NHS managers reject Ofsted ratings

  • 3 June 2013
NHS managers reject Ofsted ratings

NHS managers have rejected the idea of ‘Ofsted-style ratings’ for hospitals – one of the government’s big planned responses to the Francis Inquiry into the scandal at Mid Staffordshire NHS Foundation Trust.

More than seven out of ten respondents to a survey for the NHS Confederation said the introduction of ratings and the creation of a new post of chief inspector of hospitals would not improve quality of care.

The Nuffield Trust has already warned the government that it should think carefully before introducing new ratings; but this is still expected to form a major plank of its response to the Francis report this summer.

The government announced last week that Professor Mike Richards, its Cancer tsar, would take up the chief inspector post.

The survey found more support for the promised statutory duty of candour for providers, which was backed by just under seven out of ten respondents, and extra training for student nurses.

However, overall the annual research ahead of the NHS Confederation’s conference in Liverpool this week, found that managers are in a gloomy mood about NHS finances and the impact that these could have on access to and quality of NHS care.

Just under a quarter of respondents (22%) said the financial pressures they were facing were “the worst I’ve ever seen” while another four out of ten said they were “very serious, but not the worst I have ever experienced.”

More than eight out of ten (83%) said they expected financial pressures to increase over the next year, as the NHS heads into the third year of the ‘Nicholson challenge’ to find £20 billion of efficiency savings to bridge the gap between flat funding and rising costs and demand.

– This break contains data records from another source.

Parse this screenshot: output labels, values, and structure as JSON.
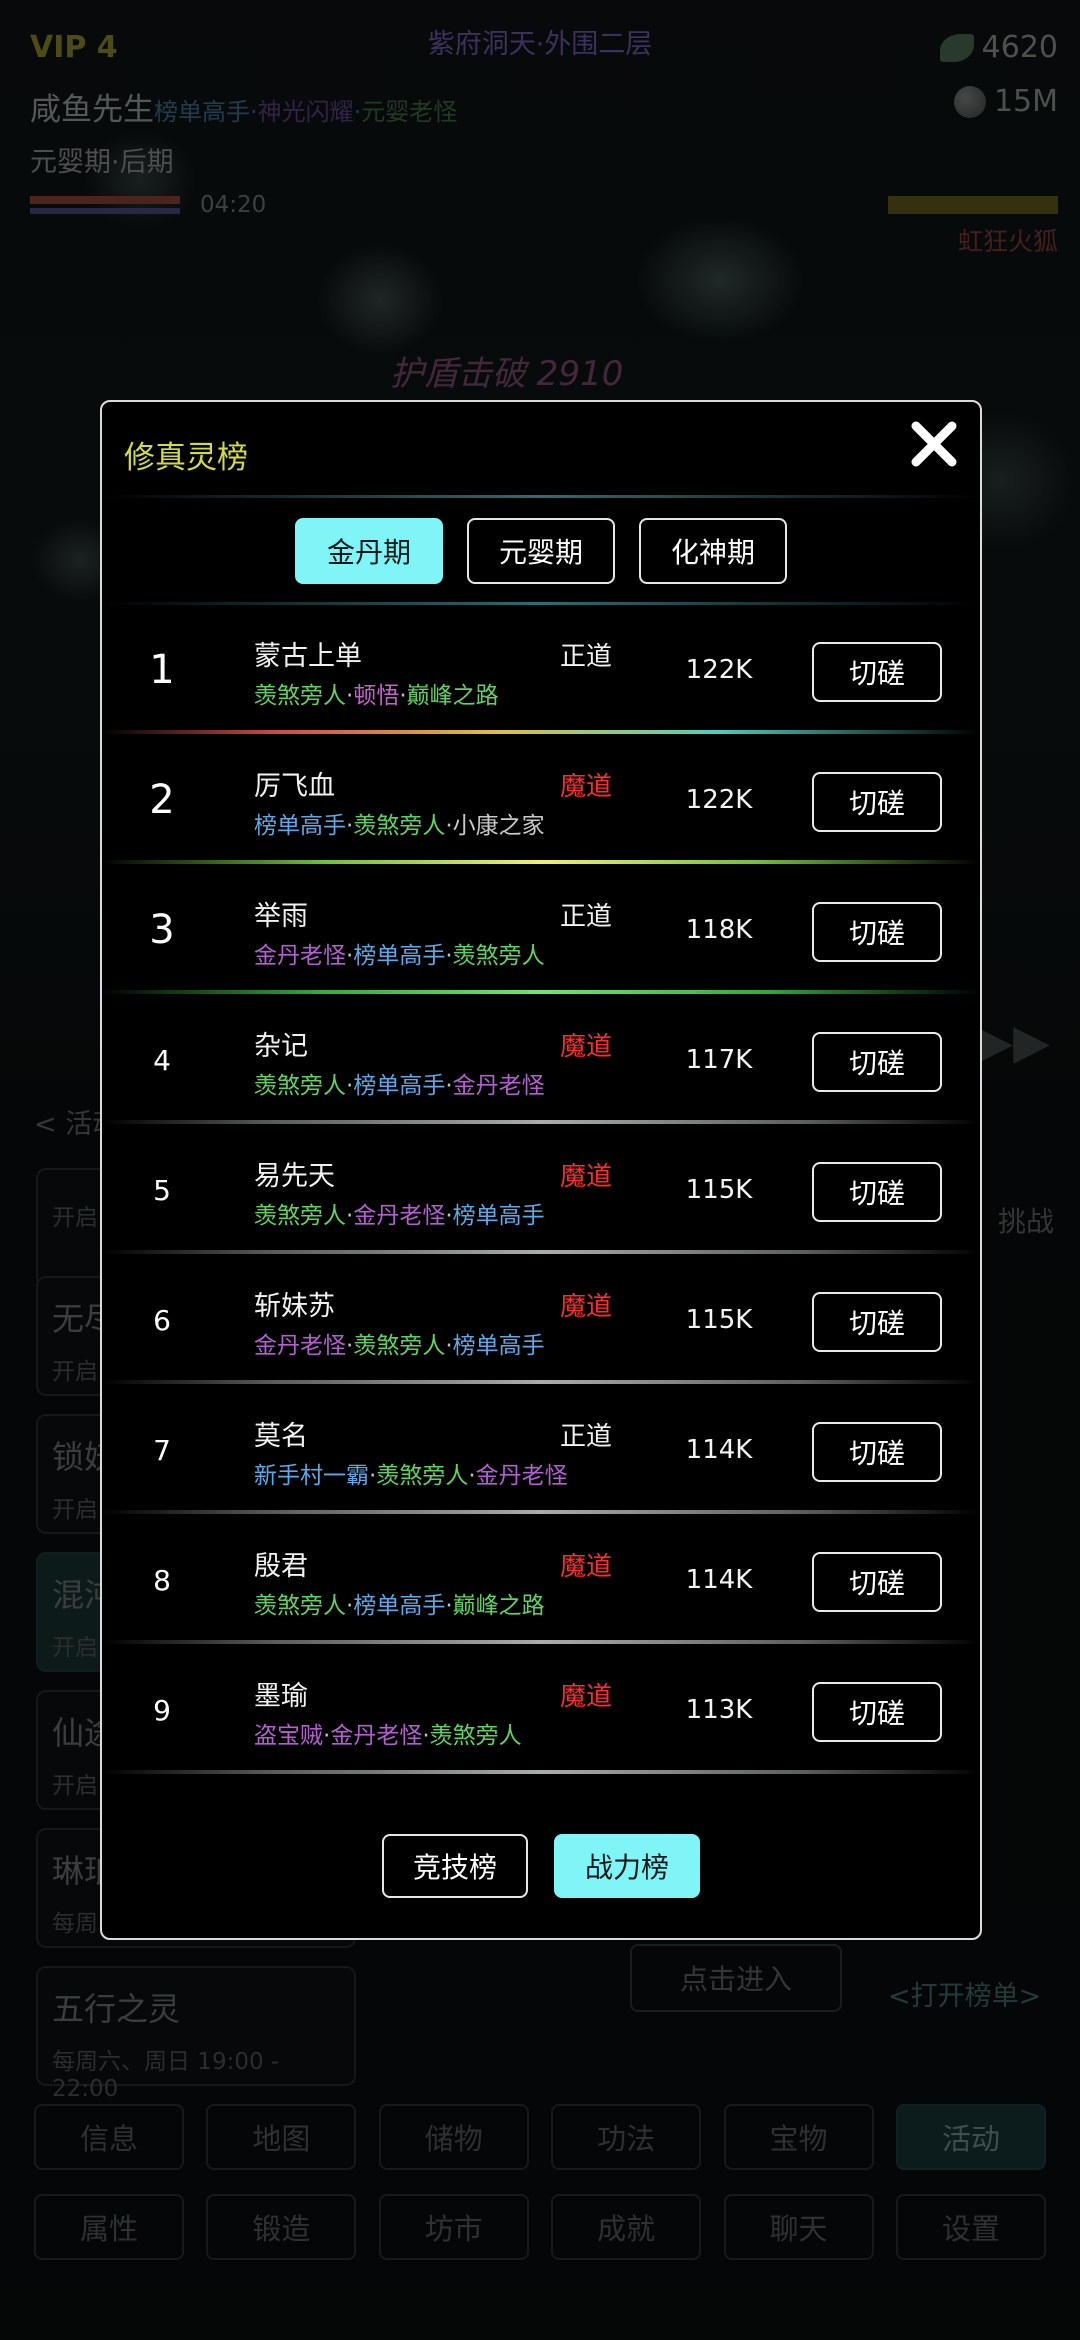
{
  "header": {
    "vip": "VIP 4",
    "map_title": "紫府洞天·外围二层",
    "spirit_count": "4620",
    "stone_count": "15M",
    "player_name": "咸鱼先生",
    "player_titles": [
      "榜单高手",
      "神光闪耀",
      "元婴老怪"
    ],
    "realm": "元婴期·后期",
    "timer": "04:20",
    "enemy_name": "虹狂火狐",
    "float_text": "护盾击破 2910"
  },
  "background": {
    "activity_header": "< 活动",
    "side_text": "挑战",
    "activities": [
      {
        "title": "",
        "sub": "开启"
      },
      {
        "title": "无尽",
        "sub": "开启"
      },
      {
        "title": "锁妖",
        "sub": "开启"
      },
      {
        "title": "混沌",
        "sub": "开启"
      },
      {
        "title": "仙途",
        "sub": "开启"
      },
      {
        "title": "琳琅",
        "sub": "每周"
      },
      {
        "title": "五行之灵",
        "sub": "每周六、周日 19:00 - 22:00"
      }
    ],
    "enter_button": "点击进入",
    "open_rank": "<打开榜单>",
    "nav_row1": [
      "信息",
      "地图",
      "储物",
      "功法",
      "宝物",
      "活动"
    ],
    "nav_row2": [
      "属性",
      "锻造",
      "坊市",
      "成就",
      "聊天",
      "设置"
    ],
    "nav_active": "活动"
  },
  "modal": {
    "title": "修真灵榜",
    "realm_tabs": [
      "金丹期",
      "元婴期",
      "化神期"
    ],
    "active_realm_tab": 0,
    "spar_label": "切磋",
    "bottom_tabs": [
      "竞技榜",
      "战力榜"
    ],
    "active_bottom_tab": 1,
    "rankings": [
      {
        "rank": "1",
        "name": "蒙古上单",
        "alignment": "正道",
        "power": "122K",
        "titles": [
          {
            "t": "羡煞旁人",
            "c": "#5fd35f"
          },
          {
            "t": "顿悟",
            "c": "#c95fd1"
          },
          {
            "t": "巅峰之路",
            "c": "#5fd35f"
          }
        ]
      },
      {
        "rank": "2",
        "name": "厉飞血",
        "alignment": "魔道",
        "power": "122K",
        "titles": [
          {
            "t": "榜单高手",
            "c": "#5aa9e8"
          },
          {
            "t": "羡煞旁人",
            "c": "#5fd35f"
          },
          {
            "t": "小康之家",
            "c": "#c9c9c9"
          }
        ]
      },
      {
        "rank": "3",
        "name": "举雨",
        "alignment": "正道",
        "power": "118K",
        "titles": [
          {
            "t": "金丹老怪",
            "c": "#b45fd1"
          },
          {
            "t": "榜单高手",
            "c": "#5aa9e8"
          },
          {
            "t": "羡煞旁人",
            "c": "#5fd35f"
          }
        ]
      },
      {
        "rank": "4",
        "name": "杂记",
        "alignment": "魔道",
        "power": "117K",
        "titles": [
          {
            "t": "羡煞旁人",
            "c": "#5fd35f"
          },
          {
            "t": "榜单高手",
            "c": "#5aa9e8"
          },
          {
            "t": "金丹老怪",
            "c": "#b45fd1"
          }
        ]
      },
      {
        "rank": "5",
        "name": "易先天",
        "alignment": "魔道",
        "power": "115K",
        "titles": [
          {
            "t": "羡煞旁人",
            "c": "#5fd35f"
          },
          {
            "t": "金丹老怪",
            "c": "#b45fd1"
          },
          {
            "t": "榜单高手",
            "c": "#5aa9e8"
          }
        ]
      },
      {
        "rank": "6",
        "name": "斩妹苏",
        "alignment": "魔道",
        "power": "115K",
        "titles": [
          {
            "t": "金丹老怪",
            "c": "#b45fd1"
          },
          {
            "t": "羡煞旁人",
            "c": "#5fd35f"
          },
          {
            "t": "榜单高手",
            "c": "#5aa9e8"
          }
        ]
      },
      {
        "rank": "7",
        "name": "莫名",
        "alignment": "正道",
        "power": "114K",
        "titles": [
          {
            "t": "新手村一霸",
            "c": "#5aa9e8"
          },
          {
            "t": "羡煞旁人",
            "c": "#5fd35f"
          },
          {
            "t": "金丹老怪",
            "c": "#b45fd1"
          }
        ]
      },
      {
        "rank": "8",
        "name": "殷君",
        "alignment": "魔道",
        "power": "114K",
        "titles": [
          {
            "t": "羡煞旁人",
            "c": "#5fd35f"
          },
          {
            "t": "榜单高手",
            "c": "#5aa9e8"
          },
          {
            "t": "巅峰之路",
            "c": "#5fd35f"
          }
        ]
      },
      {
        "rank": "9",
        "name": "墨瑜",
        "alignment": "魔道",
        "power": "113K",
        "titles": [
          {
            "t": "盗宝贼",
            "c": "#b45fd1"
          },
          {
            "t": "金丹老怪",
            "c": "#b45fd1"
          },
          {
            "t": "羡煞旁人",
            "c": "#5fd35f"
          }
        ]
      }
    ]
  },
  "colors": {
    "accent_cyan": "#7ff5f7",
    "righteous": "#f2f2f2",
    "demonic": "#ff2a2a",
    "title_yellow": "#d4dc3c"
  }
}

The challenge was set by NHS chief executive (now NHS England chief executive) Sir David Nicholson in 2008 to try and prevent the lengthening waiting lists, less well maintained facilities, and care scandals that have characterised previous contractions.

But the survey found that a third of respondents (32%) expected access and quality to deteriorate.

Asked what would happen if the NHS failed to reorganise and create integrated services, two thirds (61%) said the NHS would be left with an unsustainable service, while a third thought patient experience would suffer and just over one in ten thought the quality of care would fall.

NHS Confederation chief executive Mike Farrar warned in a recent interview with EHI that the NHS needed to start making fundamental changes to cope with the challenges facing it: using IT to make better informed decisions and to deliver care in new ways.

In response to the survey, he said: “In the short term the NHS is holding it together. But the sticking plasters on the creaking parts of the system will only last so long.

“Effective, long-term change will require NHS leaders, with the support of public and politicians, to take up the gauntlet and see through some radical changes in the way we deliver care.”

Only a third of survey respondents thought the government recognised the challenges on the NHS, while 71% thought it did not. The survey was completed by 185 organisations, or 56% of the NHS Confederation’s membership base.